サバについても、ヨーロッパの陶器のような缶のパッケージが印象的な「ラ・カンティーヌ」や国産サバのオリーブオイル漬け「Ca va 缶」、カルディのオリジナルサバ缶など、バラエティー豊かなサバ缶を取り扱っています。
流行をとらえるバイヤーの迅速な対応もさることながら、トレンドに敏感な客がここで目を光らせている様子もうかがえます。
魚介類の消費量は2006年に、肉の消費量に追い抜かれました。
それから12年が経過し、日本人の肉食傾向は一層加速しているように思われます。帰宅途中の高校生はコンビニの唐揚げや焼き鳥を手にしています。昨年の「今年の一皿」に選ばれた鶏むね肉は「サラダチキン」などで、若いOLやサラリーマンによく食されています。SNSでは、赤身肉を楽しむグループの写真がアップされています。

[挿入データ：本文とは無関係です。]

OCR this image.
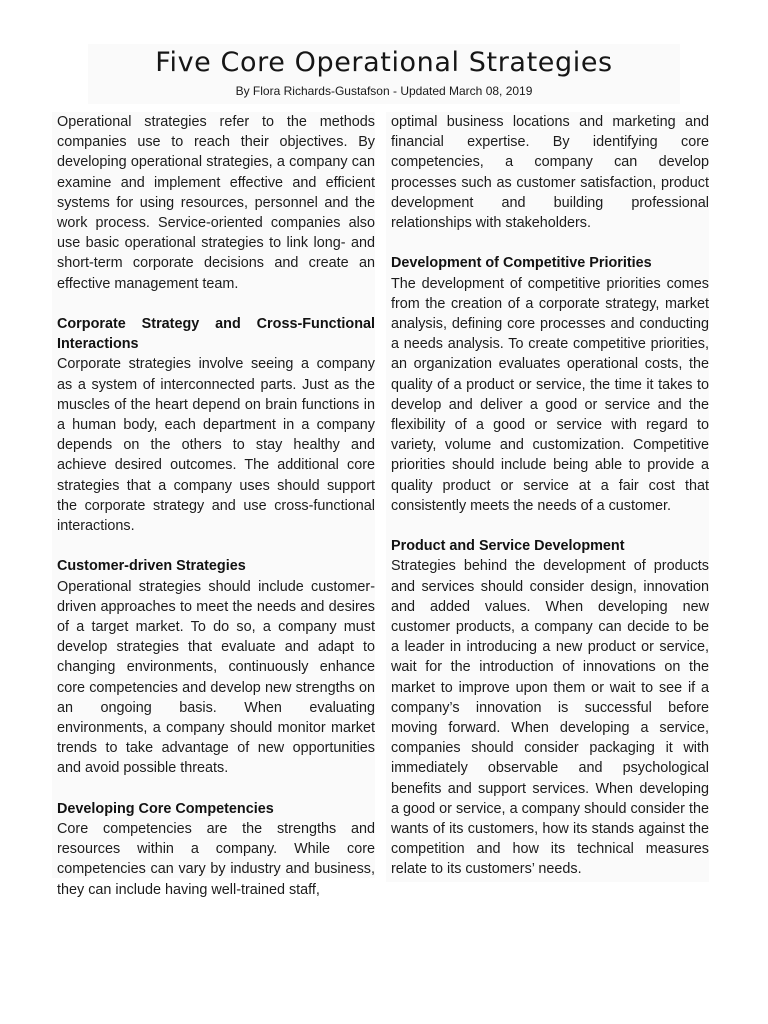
Five Core Operational Strategies

By Flora Richards-Gustafson - Updated March 08, 2019

Operational strategies refer to the methods companies use to reach their objectives. By developing operational strategies, a company can examine and implement effective and efficient systems for using resources, personnel and the work process. Service-oriented companies also use basic operational strategies to link long- and short-term corporate decisions and create an effective management team.

Corporate Strategy and Cross-Functional Interactions

Corporate strategies involve seeing a company as a system of interconnected parts. Just as the muscles of the heart depend on brain functions in a human body, each department in a company depends on the others to stay healthy and achieve desired outcomes. The additional core strategies that a company uses should support the corporate strategy and use cross-functional interactions.

Customer-driven Strategies

Operational strategies should include customer-driven approaches to meet the needs and desires of a target market. To do so, a company must develop strategies that evaluate and adapt to changing environments, continuously enhance core competencies and develop new strengths on an ongoing basis. When evaluating environments, a company should monitor market trends to take advantage of new opportunities and avoid possible threats.

Developing Core Competencies

Core competencies are the strengths and resources within a company. While core competencies can vary by industry and business, they can include having well-trained staff,

optimal business locations and marketing and financial expertise. By identifying core competencies, a company can develop processes such as customer satisfaction, product development and building professional relationships with stakeholders.

Development of Competitive Priorities

The development of competitive priorities comes from the creation of a corporate strategy, market analysis, defining core processes and conducting a needs analysis. To create competitive priorities, an organization evaluates operational costs, the quality of a product or service, the time it takes to develop and deliver a good or service and the flexibility of a good or service with regard to variety, volume and customization. Competitive priorities should include being able to provide a quality product or service at a fair cost that consistently meets the needs of a customer.

Product and Service Development

Strategies behind the development of products and services should consider design, innovation and added values. When developing new customer products, a company can decide to be a leader in introducing a new product or service, wait for the introduction of innovations on the market to improve upon them or wait to see if a company’s innovation is successful before moving forward. When developing a service, companies should consider packaging it with immediately observable and psychological benefits and support services. When developing a good or service, a company should consider the wants of its customers, how its stands against the competition and how its technical measures relate to its customers’ needs.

今年、サバがトレンドとして突出した背景には、このように肉食化が当たり前となって、日本人の魚食の機会が減ったという風潮があるのでしょう。地味で当たり前と思われていたサバが、実は縁遠い存在になっているのかもしれません。
だからこそ、多くの人がサバ缶に熱狂したのでしょう。
平成最後の食トレンドがサバだったことは、魚食の新しい時代の幕開けを期待する願いもあると思います。
最近では、日本の伝統食である「干物」をアクアパッツァやスープなどの素材として活用する「ヒモノ2.0」プロジェクトという動きがあります。
魚缶や干物といった食文化の固定概念を打破することで、新しい魚の楽しみ方を探る動きはますます広がりそうです。
最近の食のトレンドを作っているインスタ映えや健康情報が過熱気味になり、素材の味や香りを楽しむことがおろそかにされてしまっている今、サバブームをきっかけに食材の持つ力が再認識されることを願っています。